Die NBA hat strenge Regeln für die Spieler in Orlando festgelegt, aber nicht alle Spieler sind begeistert von den zahlreichen Restriktionen. Vor allem DeMar DeRozan von den San Antonio Spurs äußerte scharfe Kritik.

"Die Tischtennis-Sache ist lächerlich", ätzte DeRozan in einem Gespräch mit Royce Young von ESPN. Laut des Regelwerks müssen die Spieler einen Abstand von sechs Fuß, also rund 1,83 Meter voneinander halten, wenn sie nicht spielen oder trainieren. Somit legte die Liga unter anderem fest, dass es beim Tischtennis keine Doppel geben darf.

"So etwas dürfen wir nicht machen, aber dafür können wir uns auf dem Feld bekämpfen? Das ergibt für mich überhaupt keinen Sinn", führte DeRozan weiter aus. "Ich habe mir zehn Zeilen vom Regelwerk durchgelesen und es dann weggelegt, weil es so frustrierend ist. Ich hätte niemals gedacht, dass ich in eine solche Situation kommen würde."

Domantas Sabonis von den Indiana Pacers verglich die "Bubble" dagegen ein bisschen mit dem Olympischen Dorf. "Bei Olympia ist es das Gleiche, nur dass es Olympisches Dorf genannt wird. Es nervt halt mit der Zeit. Wenn man raus will, dann kann man es machen, aber es wird einem davon abgeraten."
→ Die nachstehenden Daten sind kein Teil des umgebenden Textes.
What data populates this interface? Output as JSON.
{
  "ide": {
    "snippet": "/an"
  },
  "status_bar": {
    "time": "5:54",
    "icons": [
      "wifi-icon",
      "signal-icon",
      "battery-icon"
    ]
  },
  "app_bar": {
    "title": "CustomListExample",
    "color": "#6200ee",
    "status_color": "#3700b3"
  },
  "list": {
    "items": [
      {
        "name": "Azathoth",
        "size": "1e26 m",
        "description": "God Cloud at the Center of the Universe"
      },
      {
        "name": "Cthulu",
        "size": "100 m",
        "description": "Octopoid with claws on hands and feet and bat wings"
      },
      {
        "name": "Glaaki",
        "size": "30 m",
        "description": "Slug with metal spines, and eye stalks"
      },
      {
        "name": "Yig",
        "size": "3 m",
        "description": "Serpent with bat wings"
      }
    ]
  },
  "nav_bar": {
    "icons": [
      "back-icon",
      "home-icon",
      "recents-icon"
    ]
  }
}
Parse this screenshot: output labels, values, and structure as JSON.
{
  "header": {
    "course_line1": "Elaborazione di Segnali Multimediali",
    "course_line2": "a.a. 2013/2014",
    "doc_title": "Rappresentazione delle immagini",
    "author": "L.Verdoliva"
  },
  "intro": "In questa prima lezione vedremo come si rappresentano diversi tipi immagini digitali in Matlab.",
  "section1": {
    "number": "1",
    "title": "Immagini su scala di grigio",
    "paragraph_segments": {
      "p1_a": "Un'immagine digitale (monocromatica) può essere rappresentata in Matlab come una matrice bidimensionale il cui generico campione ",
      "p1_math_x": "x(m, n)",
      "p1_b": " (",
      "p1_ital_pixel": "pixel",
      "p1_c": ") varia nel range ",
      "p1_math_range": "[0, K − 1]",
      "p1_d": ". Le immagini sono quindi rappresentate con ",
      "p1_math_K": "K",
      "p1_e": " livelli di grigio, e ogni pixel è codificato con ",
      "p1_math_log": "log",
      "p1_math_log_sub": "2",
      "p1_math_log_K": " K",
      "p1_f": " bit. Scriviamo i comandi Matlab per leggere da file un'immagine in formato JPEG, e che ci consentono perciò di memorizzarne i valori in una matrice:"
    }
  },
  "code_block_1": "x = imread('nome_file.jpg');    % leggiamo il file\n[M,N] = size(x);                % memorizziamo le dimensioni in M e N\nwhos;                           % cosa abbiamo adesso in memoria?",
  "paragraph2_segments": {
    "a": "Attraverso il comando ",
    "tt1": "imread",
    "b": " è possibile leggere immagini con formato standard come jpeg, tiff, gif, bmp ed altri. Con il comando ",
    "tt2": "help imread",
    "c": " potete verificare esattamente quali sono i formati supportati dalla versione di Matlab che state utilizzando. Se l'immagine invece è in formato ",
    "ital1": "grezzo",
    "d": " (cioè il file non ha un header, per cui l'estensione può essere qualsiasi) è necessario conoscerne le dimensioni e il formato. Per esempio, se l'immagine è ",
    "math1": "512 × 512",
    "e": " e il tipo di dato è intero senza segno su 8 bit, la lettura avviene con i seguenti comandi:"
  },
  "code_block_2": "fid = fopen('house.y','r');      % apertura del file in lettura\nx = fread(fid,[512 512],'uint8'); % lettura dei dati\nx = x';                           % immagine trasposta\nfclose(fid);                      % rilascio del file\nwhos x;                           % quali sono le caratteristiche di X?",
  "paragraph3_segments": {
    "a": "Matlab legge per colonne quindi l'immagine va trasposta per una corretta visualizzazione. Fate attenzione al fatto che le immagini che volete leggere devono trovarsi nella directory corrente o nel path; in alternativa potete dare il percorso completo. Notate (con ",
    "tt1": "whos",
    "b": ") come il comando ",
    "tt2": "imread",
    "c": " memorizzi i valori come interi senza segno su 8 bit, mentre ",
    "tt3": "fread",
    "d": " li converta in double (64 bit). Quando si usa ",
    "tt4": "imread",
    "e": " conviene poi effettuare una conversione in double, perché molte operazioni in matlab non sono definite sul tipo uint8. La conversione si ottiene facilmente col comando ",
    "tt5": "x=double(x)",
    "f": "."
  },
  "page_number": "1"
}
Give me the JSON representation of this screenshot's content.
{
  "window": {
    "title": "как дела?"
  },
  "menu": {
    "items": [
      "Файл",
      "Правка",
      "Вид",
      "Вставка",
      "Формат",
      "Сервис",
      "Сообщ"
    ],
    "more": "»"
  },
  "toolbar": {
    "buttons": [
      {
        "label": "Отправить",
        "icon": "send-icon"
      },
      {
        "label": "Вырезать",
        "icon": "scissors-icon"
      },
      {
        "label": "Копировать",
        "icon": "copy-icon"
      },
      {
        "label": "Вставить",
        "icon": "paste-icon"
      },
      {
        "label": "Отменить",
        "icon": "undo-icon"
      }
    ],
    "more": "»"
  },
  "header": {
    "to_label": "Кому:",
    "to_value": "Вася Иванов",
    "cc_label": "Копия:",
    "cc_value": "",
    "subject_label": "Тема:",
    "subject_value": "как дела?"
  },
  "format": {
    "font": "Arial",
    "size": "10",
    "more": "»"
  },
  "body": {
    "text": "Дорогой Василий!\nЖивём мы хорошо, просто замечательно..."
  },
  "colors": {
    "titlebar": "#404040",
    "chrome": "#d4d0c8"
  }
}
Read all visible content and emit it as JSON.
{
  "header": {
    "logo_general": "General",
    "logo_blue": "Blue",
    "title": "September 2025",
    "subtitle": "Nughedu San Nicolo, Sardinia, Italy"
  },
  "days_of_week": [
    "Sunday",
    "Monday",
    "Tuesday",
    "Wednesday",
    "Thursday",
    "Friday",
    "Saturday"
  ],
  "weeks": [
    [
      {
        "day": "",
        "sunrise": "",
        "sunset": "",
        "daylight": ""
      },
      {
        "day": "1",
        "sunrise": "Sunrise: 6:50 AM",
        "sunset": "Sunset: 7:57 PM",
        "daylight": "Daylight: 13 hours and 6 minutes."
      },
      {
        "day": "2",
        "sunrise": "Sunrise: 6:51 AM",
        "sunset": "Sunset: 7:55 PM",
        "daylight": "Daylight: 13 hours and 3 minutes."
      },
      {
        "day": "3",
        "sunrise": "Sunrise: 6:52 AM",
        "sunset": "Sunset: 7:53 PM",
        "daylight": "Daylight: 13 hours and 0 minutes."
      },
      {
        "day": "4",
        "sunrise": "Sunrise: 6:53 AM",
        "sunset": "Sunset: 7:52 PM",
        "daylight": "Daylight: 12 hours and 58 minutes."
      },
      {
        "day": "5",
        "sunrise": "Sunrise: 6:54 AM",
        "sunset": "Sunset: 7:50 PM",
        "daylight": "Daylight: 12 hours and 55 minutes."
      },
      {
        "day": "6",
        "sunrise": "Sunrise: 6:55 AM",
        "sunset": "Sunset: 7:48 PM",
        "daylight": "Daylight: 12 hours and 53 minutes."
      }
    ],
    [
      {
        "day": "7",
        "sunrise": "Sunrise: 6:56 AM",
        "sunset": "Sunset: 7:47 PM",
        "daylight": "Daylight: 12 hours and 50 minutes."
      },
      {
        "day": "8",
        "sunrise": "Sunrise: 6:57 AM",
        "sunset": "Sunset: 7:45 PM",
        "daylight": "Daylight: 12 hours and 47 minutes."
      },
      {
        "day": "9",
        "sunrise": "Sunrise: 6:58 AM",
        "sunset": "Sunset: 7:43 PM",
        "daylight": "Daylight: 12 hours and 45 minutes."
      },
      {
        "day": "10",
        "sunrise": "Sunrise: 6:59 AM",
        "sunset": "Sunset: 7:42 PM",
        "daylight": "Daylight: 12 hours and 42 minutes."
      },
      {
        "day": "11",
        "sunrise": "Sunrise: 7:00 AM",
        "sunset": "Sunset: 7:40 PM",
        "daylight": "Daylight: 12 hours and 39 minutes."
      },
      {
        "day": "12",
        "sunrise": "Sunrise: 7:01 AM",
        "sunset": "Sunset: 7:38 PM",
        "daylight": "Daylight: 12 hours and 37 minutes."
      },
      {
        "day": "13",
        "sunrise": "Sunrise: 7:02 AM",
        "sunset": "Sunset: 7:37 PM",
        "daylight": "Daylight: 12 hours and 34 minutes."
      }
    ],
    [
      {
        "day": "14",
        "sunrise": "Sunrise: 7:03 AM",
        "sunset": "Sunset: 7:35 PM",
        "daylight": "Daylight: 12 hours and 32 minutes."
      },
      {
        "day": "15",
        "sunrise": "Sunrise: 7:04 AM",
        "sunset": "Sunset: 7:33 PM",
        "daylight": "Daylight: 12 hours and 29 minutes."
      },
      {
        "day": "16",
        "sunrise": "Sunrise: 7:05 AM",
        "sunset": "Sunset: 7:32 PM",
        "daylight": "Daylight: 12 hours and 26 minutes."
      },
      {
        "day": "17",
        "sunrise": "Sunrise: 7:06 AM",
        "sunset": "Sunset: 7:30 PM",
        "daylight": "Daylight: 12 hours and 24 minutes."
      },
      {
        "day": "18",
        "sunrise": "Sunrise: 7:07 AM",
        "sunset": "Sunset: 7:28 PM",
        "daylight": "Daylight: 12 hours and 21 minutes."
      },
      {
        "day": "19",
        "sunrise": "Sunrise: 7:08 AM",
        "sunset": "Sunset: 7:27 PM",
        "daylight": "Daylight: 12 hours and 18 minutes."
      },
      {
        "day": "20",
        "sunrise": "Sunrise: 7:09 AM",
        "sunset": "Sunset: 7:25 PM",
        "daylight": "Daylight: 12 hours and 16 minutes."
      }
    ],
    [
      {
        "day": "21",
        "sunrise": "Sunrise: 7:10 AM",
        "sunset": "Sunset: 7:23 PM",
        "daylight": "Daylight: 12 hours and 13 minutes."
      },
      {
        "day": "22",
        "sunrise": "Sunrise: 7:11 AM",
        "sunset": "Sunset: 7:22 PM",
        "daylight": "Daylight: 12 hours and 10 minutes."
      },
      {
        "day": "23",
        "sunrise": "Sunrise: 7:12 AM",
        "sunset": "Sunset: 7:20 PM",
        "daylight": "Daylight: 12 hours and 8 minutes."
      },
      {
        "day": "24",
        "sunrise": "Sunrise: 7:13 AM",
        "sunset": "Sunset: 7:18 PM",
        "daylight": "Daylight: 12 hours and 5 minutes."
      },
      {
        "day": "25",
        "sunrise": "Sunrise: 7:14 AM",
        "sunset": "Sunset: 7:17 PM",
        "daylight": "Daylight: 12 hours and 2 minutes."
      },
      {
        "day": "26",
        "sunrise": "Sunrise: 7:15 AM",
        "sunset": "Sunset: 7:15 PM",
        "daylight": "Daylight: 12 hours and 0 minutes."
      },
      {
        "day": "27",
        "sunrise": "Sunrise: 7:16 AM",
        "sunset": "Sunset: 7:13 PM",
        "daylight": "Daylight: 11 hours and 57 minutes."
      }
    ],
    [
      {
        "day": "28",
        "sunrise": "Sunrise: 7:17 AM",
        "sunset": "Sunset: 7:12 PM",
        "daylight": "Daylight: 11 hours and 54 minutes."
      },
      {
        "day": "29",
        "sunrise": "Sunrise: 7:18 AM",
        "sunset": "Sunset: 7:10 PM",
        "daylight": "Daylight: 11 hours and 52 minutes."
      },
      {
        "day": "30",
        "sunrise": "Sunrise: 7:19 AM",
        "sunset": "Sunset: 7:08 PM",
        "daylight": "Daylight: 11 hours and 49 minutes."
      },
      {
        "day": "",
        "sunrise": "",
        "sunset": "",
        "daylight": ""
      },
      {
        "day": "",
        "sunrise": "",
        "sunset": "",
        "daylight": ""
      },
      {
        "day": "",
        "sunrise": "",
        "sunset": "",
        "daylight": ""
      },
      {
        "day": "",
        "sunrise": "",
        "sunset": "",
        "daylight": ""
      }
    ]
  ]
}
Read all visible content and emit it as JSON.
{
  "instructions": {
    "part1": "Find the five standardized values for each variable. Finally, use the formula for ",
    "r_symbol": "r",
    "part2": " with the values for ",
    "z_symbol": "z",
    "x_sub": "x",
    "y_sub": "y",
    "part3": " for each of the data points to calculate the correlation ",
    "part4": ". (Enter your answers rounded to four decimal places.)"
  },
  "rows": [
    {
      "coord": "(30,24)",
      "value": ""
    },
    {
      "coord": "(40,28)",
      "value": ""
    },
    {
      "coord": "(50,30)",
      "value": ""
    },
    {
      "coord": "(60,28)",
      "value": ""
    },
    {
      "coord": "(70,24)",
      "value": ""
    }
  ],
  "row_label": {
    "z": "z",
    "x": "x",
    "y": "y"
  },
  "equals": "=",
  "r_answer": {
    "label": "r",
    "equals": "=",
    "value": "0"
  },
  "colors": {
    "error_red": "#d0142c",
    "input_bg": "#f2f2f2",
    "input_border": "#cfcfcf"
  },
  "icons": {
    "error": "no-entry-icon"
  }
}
Auch Giannis Antetokounmpo von den Milwaukee Bucks stieß in die gleiche Kerbe und verglich es mit einem großen Turnier wie einer WM. "Man geht in ein Hotel und bleibt da für zwei, drei Wochen. Am Ende des Tages muss ich mir aber vor allem eine Frage stellen: Wird es dort für uns sicher sein?"